The currawong nested in my mother’s hair and the egg swelled in her belly till it hatched through her thighs and I was born with dark feathery down, a stick-legged person watched by the black and yellow eye of the currawong. It was always there. Often just a fleeting speck of vision somewhere to the side or in branches among leaves. Watching.

That was before they came, the day an island floated through the bay and possums shinned up the stumps and bared limbs that studded the surface. Or so it seemed. The scene snatched visions of panic from awed faces and many fled through the bush to hide from the terror. These were their nuwi, their boats, their vessels. Out of them sprang an endless leak of people.  And when they came ashore, they strutted like emus preening their feathered rumps. These creatures from the sea barnacled in coloured bark turned out not to be animals like us but from the other side of death, their skin turned inside out.

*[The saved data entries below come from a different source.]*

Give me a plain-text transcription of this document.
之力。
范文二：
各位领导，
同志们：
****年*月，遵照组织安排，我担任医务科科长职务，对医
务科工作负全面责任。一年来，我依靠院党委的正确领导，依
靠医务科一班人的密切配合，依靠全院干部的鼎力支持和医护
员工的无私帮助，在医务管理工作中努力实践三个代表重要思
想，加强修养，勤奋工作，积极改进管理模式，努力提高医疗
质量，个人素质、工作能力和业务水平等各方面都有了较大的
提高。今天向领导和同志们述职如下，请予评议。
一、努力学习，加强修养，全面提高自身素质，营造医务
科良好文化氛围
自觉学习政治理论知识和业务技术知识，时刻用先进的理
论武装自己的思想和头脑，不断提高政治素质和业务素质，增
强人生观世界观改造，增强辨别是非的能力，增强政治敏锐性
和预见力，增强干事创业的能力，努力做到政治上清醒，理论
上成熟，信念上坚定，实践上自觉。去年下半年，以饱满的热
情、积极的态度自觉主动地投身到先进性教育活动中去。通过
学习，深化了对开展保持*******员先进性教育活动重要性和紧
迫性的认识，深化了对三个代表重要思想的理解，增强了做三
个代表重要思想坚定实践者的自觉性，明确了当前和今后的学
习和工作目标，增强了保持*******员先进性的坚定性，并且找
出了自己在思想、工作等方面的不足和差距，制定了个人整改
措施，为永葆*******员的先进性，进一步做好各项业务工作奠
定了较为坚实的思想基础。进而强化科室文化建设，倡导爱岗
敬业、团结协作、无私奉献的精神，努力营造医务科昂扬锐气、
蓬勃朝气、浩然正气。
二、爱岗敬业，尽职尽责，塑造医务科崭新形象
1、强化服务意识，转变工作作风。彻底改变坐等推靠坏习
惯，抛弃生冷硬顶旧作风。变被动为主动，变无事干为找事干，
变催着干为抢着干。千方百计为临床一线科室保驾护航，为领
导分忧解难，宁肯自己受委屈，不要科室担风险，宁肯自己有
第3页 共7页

I had seen it as a child. Corpses of our kin. Bodies, after life had seeped from their nostrils, bloated in the summer heat, the flies rubbing their legs with glee, pricking the flesh and humming their dirge of dying. The spirit fought against the skin to escape and when the hide blistered and burst, the flesh peeled back to reveal the pink inner skin of death. Those of that pink skin were now here, the dead returned, and deadly turned, ghosts amongst us.